The human touch is all the rage at Betfair Casino, which has just announced the addition of a stable of live dealers. According to Betfair Casino bigwig Adam Joseph, Live Casino “will provide a smooth entrance for land-based players” by providing “the excitement and immediacy that only comes from a live casino experience.” Currently on offer are blackjack, roulette, baccarat, sicbo and paigow mahjong and Casino Hold’em. Sadly, there’s no option as yet to interact with a live stock broker while you’re trying to find a buyer for the Betfair shares you purchased for £13 apiece back in October, but are now trading at a mere 951p.
Greece’s Intralot has posted some disappointing 2010 numbers, including a 27% fall in profit. While the Athens-based lottery and gaming service provider’s sales were up 24% to €1.1b, EBITDA slipped 1.1% to €152.7m and net income dropped to €36.6m. Write downs and provisions cost the company €5m last year, but that’s less than a third of 2009’s €18.5m figure. Going forward, Intralot says it’s considering disengaging from “non-performing” operations in the 50-odd countries in which it operates.
Gala Coral’s Bingo channel is disappearing from Sky’s digital lineup, only to reappear as a 24-hour online operation at galabingo.co.uk. The site, which will make extensive use of social media and live chat to foster a sense of community among its players, makes its debut April 1. Gala TV head Adilla Immambocus claims that the progression to an online-only channel was more or less inevitable, as most viewers of the Sky broadcasts were playing along on their laptops, rather than using the ‘red button’ option. To put a finer point on it, we go to Mark Murphy of etv Media (which produces the channel’s content), who claims “red button is dead.” (We’re pretty sure he wasn’t referring to Academy Award-winning actor Red Buttons, who did indeed die in 2006.) Gala intends to extend the channel’s reach to mobile and tablets by the fall of 2011.

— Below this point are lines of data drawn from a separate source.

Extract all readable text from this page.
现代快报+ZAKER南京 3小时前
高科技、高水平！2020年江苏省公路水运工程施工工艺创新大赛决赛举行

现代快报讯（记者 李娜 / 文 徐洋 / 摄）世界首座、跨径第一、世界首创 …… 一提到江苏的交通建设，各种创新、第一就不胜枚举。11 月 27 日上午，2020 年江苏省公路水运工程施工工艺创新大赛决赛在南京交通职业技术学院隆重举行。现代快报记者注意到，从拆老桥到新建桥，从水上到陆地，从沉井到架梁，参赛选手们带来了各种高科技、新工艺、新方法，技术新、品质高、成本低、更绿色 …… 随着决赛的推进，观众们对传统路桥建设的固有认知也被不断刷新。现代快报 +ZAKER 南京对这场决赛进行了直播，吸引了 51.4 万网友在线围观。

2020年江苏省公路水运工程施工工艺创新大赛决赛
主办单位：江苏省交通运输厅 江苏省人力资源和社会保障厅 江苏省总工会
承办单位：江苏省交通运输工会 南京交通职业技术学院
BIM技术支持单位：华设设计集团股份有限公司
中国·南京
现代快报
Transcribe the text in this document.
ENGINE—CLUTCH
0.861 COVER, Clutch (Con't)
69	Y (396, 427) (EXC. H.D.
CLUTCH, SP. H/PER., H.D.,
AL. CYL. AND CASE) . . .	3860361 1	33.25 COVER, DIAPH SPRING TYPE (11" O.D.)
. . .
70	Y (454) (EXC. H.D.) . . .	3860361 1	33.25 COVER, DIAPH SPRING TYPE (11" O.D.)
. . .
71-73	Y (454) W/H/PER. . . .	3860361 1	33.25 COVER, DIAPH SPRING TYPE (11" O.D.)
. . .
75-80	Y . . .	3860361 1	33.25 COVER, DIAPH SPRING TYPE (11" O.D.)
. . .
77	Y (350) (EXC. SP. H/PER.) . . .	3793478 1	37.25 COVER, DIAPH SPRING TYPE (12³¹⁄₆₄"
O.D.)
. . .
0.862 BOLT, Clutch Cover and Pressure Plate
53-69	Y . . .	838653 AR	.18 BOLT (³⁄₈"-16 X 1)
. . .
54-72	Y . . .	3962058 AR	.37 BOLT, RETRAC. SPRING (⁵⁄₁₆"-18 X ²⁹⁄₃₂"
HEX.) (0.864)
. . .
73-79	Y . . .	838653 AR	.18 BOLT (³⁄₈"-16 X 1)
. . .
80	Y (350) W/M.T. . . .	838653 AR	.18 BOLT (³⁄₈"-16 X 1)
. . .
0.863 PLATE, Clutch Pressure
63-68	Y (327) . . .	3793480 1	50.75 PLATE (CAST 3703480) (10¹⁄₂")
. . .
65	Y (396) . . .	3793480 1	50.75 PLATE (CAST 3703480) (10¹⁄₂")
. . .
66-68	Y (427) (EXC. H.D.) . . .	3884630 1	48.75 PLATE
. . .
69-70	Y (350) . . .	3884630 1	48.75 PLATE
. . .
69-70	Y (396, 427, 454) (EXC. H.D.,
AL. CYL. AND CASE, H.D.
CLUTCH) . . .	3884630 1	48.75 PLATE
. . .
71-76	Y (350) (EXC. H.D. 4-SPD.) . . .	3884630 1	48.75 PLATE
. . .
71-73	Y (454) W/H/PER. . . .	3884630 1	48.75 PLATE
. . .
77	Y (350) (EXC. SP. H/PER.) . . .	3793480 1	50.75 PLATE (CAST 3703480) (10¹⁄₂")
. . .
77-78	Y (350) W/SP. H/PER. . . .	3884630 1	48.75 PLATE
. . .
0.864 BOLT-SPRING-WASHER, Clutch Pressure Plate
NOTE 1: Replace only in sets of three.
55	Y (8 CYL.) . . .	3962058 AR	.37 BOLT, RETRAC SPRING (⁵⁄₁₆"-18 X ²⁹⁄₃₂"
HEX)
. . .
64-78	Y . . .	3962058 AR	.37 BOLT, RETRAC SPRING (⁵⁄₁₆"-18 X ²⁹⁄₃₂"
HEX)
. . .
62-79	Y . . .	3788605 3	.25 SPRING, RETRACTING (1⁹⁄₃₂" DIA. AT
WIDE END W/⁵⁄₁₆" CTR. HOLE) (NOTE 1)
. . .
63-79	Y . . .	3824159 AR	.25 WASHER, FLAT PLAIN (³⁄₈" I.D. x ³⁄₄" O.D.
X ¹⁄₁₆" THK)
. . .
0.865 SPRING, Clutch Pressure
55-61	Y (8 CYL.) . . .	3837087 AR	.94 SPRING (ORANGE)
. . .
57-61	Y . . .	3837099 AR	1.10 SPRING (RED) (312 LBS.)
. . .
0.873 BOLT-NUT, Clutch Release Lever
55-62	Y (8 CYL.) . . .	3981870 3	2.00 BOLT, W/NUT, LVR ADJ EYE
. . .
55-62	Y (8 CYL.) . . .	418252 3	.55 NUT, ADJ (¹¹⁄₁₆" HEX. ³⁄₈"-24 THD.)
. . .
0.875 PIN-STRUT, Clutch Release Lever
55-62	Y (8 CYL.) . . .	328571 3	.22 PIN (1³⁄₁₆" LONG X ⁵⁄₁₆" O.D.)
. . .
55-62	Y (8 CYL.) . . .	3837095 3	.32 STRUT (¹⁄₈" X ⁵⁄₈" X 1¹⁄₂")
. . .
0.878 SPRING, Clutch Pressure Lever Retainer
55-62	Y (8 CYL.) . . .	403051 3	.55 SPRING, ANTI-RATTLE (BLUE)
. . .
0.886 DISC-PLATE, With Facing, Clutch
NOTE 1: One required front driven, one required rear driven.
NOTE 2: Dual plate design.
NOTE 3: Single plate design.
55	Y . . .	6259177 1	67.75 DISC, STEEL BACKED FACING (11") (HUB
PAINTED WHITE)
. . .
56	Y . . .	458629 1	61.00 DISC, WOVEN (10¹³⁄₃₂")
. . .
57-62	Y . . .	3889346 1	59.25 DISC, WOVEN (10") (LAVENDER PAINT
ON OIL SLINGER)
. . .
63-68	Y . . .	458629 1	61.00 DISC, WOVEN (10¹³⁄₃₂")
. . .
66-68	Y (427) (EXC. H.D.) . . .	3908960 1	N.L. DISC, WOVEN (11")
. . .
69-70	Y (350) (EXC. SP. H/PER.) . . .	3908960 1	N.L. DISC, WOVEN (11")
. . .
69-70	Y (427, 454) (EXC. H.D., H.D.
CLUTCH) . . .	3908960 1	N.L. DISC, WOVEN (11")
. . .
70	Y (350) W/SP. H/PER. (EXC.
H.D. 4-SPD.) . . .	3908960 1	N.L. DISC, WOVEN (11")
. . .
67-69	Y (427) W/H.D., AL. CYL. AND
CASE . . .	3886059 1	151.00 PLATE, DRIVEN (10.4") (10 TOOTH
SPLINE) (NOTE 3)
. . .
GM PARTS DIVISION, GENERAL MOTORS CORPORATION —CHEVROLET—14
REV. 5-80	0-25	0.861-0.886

Finally, the threatened Spanish football strike will not take place this weekend, after a Madrid court upheld a challenge by six ‘breakaway’ clubs who disagreed with the Spanish football league’s (LFP) hardball tactics. The LFP wanted to end the government-mandated rule that one La Liga game per matchday be shown on non-pay television. The LFP wants to use the extra game as leverage to extract higher fees from pay-TV broadcasters. The LFP also wants guarantees from the government as to the clubs’ share of football-related betting and lottery revenues. In their appeal to the court, the six breakaway clubs – including Sevilla and Villareal – called the proposed strike “disproportionate, inopportune, against the interest of clubs, the competition and supporters and, what’s more, against the law.” The court agreed, saying the football schedule “should remain unaltered for the next round of matches.” Key phrase there being “the next round.” It’s a long season, so expect this subject to re-raise its ugly head at some point in the near future.